Monday, March 20, 2006

911 Calls as Testimonial Evidence (SCOTUS Preview)

Today in Washington, D.C., the United States Supreme Court heard oral arguments in the matter of Davis v. Washington.[1] The case is taken on appeal from the Washington Supreme Court for consideration of the issue of whether an alleged victim's statements to a 911 operator naming her assailant—admitted as "excited utterances" under Washington’s state hearsay rules—constitute "testimonial" statements subject to the Confrontation Clause restrictions applied in Crawford v. Washington.[2]

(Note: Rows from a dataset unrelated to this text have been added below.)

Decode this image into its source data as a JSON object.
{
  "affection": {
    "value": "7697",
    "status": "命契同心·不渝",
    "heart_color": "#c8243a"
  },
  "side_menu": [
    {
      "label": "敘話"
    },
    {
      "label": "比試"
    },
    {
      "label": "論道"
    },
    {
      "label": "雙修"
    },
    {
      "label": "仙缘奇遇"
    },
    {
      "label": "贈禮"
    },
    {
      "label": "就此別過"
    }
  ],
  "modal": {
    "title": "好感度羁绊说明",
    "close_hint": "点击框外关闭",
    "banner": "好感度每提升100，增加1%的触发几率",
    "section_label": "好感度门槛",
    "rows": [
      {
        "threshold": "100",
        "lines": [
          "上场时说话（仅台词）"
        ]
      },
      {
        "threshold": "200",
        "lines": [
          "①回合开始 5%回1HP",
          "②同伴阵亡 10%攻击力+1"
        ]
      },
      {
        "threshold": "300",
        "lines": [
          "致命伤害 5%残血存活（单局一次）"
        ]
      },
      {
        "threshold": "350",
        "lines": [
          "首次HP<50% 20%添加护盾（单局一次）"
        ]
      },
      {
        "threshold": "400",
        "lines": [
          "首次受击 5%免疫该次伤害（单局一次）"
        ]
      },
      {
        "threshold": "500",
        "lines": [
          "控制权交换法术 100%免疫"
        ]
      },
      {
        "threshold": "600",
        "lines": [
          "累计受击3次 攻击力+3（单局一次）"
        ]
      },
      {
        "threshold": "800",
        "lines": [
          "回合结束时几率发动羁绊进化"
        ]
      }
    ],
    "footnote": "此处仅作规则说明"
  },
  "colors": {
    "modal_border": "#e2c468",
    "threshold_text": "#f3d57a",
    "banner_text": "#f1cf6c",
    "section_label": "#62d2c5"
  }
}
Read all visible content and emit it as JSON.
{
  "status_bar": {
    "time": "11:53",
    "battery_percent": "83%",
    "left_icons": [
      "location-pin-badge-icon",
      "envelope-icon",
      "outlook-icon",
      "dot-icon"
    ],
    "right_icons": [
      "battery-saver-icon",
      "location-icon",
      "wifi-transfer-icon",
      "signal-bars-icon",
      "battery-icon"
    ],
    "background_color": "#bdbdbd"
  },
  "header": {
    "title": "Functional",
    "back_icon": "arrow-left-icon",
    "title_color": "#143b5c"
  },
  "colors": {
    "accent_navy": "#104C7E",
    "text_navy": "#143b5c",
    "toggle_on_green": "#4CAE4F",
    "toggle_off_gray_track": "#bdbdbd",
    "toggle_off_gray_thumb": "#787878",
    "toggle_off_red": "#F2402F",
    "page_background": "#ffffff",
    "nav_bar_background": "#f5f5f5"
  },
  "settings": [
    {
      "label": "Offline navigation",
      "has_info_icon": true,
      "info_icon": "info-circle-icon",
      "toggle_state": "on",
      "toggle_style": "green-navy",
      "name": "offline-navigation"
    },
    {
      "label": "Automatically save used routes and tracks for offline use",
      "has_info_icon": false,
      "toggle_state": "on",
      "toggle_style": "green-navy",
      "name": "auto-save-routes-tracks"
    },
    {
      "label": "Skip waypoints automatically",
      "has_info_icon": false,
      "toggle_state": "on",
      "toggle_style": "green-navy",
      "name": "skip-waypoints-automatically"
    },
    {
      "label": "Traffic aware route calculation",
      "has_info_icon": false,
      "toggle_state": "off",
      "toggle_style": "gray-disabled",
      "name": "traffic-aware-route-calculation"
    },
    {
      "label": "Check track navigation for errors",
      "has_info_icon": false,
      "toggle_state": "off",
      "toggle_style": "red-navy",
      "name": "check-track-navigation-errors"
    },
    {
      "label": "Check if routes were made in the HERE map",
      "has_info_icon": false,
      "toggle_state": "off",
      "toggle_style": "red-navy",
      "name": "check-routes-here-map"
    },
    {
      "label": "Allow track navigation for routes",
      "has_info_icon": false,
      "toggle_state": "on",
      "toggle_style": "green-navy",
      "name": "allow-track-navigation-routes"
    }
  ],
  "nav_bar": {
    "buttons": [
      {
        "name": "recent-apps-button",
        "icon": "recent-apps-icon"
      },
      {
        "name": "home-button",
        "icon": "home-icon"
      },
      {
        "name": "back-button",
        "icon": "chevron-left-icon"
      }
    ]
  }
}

The Crawford standard forbids testimonial statements from being introduced in the absence of the witness as violating the defendant’s constitutional right under the Sixth Amendment to confront the witnesses testifying against her.[3] However, in Davis both the state appeals court and state Supreme Court allowed the 911 statements to be entered as evidence under the “excited utterance” exception to the prohibition against hearsay.[4]

The Supreme Court has been asked by the parties to analyze the historical origins of the Confrontation Clause in order to apply an interpretation that will address victim‑witness statements made to 911 operators when the victim is unavailable to testify at trial. Failing the success of a constitutional interpretation, each party proposes that the Court adopt a qualifying test for this type of statement.

Reasonable Declarant Test
Petitioner Davis argues that the framers of the Constitution understood the Confrontation Clause to apply to immediate reports of crime to government agents. Therefore, allowing for technological change, the Clause applies to 911 calls when made for the purpose of reporting crimes.[5] Davis proposes that the Court apply a “reasonable declarant” test: Would a reasonable declarant have anticipated that her statement might be used for law enforcement purposes?[6]

The weakness in this argument is that it presumes a standard of objective reasonableness for a crime victim making a desperate call for emergency help. Evaluating this standard may be a real mind‑bender for the reasonable juror, with or without cross‑examination.

Resemblance Test
Respondent State points to the intent of the Confrontation Clause to prevent prosecutorial abuse.[7] Washington proposes that the Court apply a three‑part “resemblance” test.

  1. Does the 911 operator have “an essentially investigative and prosecutorial function?”[8]
  2. Is the 911 operator conducting a structured police investigation?
  3. Has the 911 operator had the opportunity and ability to manipulate the witness’s statement into “something that resembles trial testimony?”[9]

The weakness in this argument is that when the policies guiding 911 operator behavior in collecting, assessing, and acting on the statements of callers goes beyond mere emergency assistance, these practices are as vulnerable to abuse as the potential prosecutorial abuse it seeks to avoid. For example, in reports of domestic violence, the 911 operator may be bound to inquire the attacker’s relation or identity and to report the incident as a crime. Cross‑examination is essential in this situation.

If the Supreme Court holds that the statements in question are “testimonial,” they are admissible only if the victim is available for cross‑examination at trial. If the statements are “non‑testimonial,” they are admissible regardless of the victim’s availability.

This case was heard with its companion case, Hammond v. Indiana.[10] The cases are likely to be decided this summer.



[1] Northwestern University’s “On the Docket” maintains current lists of cases before the United States Supreme Court. The overview for Davis v. Washington is available here.
[2] Crawford v. Washington, 541 U.S. 36 (2004).
[3] Id. See also U.S. Const. Am. VI.
[4] Fed. R. Evid. 802 (Hearsay Rule) and Fed. R. Evid. 803(2) (Excited Utterance). The Rule 803 hearsay exceptions do not require that the declarant be unavailable at trial.
[5] Brief for the Petitioner, Davis v. Washington, No. 05‑5224, Dec. 22, 2005.
[6] Id. at 41.
[7] Brief for the Respondent, Davis v. Washington, No. 05‑5224 (no date given).
[8] Id. at 21. See also Crawford supra note 2 at 53.
[9] Id. at 21.
[10] Hammond v. Indiana, No. 52S02‑0412‑CR‑510 (June 16, 2005).